Ajoutés à la hausse des prix à la production, à la solidité de l'emploi et à un pétrole toujours supérieur à 100$ le baril, ces chiffres renforcent fortement les anticipations d'un nouveau durcissement monétaire. La réaction est immédiate : les marchés évaluent désormais à 90% la probabilité d'une hausse des taux de 0,25 point dès la réunion de la Banque centrale américaine des 15 et 16 septembre, contre environ 70% avant la publication.
Le monde d'après : le cloud propulse Oracle
Oracle démarre son exercice 2027 en force. Le géant américain des logiciels d'entreprise gagne 2% à Wall Street après des résultats meilleurs que prévu. Son chiffre d'affaires a progressé de 30%, à 19,35 milliards de dollars, tandis que son bénéfice par action a bondi de 30%, à 1,92$, au-dessus des attentes des bureaux d'analyse. Cette bonne publication confirme la montée en puissance du groupe dans les infrastructures cloud, devenues essentielles pour faire tourner les modèles d'intelligence artificielle.

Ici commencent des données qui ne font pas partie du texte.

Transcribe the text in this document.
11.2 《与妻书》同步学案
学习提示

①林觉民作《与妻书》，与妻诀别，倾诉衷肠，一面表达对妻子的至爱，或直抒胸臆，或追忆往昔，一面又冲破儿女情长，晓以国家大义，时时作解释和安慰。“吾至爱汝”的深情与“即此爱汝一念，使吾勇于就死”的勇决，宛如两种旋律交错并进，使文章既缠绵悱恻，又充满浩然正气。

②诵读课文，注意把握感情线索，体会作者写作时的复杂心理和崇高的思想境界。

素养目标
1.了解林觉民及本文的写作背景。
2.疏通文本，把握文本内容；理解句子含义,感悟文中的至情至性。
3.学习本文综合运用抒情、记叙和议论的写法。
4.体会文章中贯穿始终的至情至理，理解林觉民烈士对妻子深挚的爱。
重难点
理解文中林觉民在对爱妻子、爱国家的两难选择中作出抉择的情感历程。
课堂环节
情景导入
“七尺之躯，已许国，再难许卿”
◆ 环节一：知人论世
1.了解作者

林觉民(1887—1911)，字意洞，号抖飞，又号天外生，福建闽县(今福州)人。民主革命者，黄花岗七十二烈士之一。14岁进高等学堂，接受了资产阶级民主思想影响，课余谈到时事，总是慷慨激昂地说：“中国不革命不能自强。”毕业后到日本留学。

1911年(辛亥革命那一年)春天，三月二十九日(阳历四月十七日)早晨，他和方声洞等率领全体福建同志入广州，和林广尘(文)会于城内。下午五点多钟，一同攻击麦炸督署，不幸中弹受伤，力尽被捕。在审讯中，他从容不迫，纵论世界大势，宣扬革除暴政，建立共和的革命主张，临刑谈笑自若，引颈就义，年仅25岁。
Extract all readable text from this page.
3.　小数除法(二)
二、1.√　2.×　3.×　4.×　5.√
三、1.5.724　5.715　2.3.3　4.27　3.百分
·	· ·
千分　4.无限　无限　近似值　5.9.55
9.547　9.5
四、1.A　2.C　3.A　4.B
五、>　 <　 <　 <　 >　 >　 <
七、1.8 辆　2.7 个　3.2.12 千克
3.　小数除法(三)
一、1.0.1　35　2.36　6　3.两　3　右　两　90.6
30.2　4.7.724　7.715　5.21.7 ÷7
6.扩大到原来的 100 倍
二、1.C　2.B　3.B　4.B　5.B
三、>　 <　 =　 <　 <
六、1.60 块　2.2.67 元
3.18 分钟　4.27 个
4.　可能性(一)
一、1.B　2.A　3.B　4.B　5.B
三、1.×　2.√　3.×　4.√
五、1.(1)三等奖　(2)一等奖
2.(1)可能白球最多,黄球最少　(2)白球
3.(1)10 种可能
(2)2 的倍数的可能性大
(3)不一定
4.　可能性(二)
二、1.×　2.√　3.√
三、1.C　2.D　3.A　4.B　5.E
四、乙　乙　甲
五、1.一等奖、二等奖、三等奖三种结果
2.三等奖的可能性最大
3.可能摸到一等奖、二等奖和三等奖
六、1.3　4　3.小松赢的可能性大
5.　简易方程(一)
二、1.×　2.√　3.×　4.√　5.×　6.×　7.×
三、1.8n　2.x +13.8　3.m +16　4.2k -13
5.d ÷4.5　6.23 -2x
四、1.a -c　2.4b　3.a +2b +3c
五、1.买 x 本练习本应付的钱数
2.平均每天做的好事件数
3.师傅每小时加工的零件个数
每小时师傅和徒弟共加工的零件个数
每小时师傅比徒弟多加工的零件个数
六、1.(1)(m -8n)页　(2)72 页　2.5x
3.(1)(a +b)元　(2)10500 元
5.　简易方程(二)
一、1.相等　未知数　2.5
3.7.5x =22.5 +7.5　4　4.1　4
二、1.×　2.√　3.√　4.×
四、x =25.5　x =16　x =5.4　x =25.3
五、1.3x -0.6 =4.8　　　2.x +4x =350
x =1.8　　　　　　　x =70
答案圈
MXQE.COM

Le moteur principal s'appelle Oracle Cloud Infrastructure, ou OCI. Il s'agit de l'activité qui loue aux entreprises de la puissance de calcul, du stockage et des serveurs pour leurs applications, notamment dans l'IA. Les revenus d'OCI ont bondi de 121%, à 7,4 milliards de dollars, après une hausse déjà très forte de 93% au trimestre précédent. Le carnet de commandes impressionne aussi : les engagements restants à livrer atteignent 664 milliards de dollars, en hausse de 46%, portés par plus de 30 milliards de dollars de nouveaux contrats cloud liés à l'IA.
Oracle relève aussi ses objectifs annuels, avec un bénéfice par action désormais attendu à 8,10$. Mais certains bureaux d'analyses restent plus prudents. RBC Capital Markets, la banque d'investissement de Royal Bank of Canada, reconnaît la solidité du trimestre, mais s'inquiète du coût des investissements nécessaires pour développer les infrastructures cloud d'Oracle. Selon elle, cette course à l'IA risque de peser sur les marges, même si la croissance reste impressionnante. Pour les investisseurs, Oracle confirme qu'il fait partie des grands gagnants de la ruée vers l'IA, mais il doit encore prouver que cette croissance spectaculaire du cloud peut se transformer durablement en rentabilité.
Le lexique : résultat opérationnel
Le résultat opérationnel mesure le bénéfice généré par l'activité courante d'une entreprise, avant les charges financières, les impôts et les éléments exceptionnels. Il permet donc de savoir si le cur du métier est réellement rentable. Pour les investisseurs, c'est un indicateur très utile car il aide à évaluer la qualité de la croissance : une hausse du chiffre d'affaires est positive, mais elle l'est beaucoup moins si les coûts augmentent encore plus vite.
À l'inverse, un résultat opérationnel qui progresse plus rapidement que les ventes traduit souvent une amélioration des marges et de l'efficacité de l'entreprise. Il permet aussi de comparer plus facilement plusieurs sociétés d'un même secteur, indépendamment de leur niveau d'endettement ou de leur fiscalité. Il ne doit toutefois jamais être analysé seul : sa tendance, sa marge opérationnelle et sa capacité à se transformer en trésorerie sont tout aussi importantes.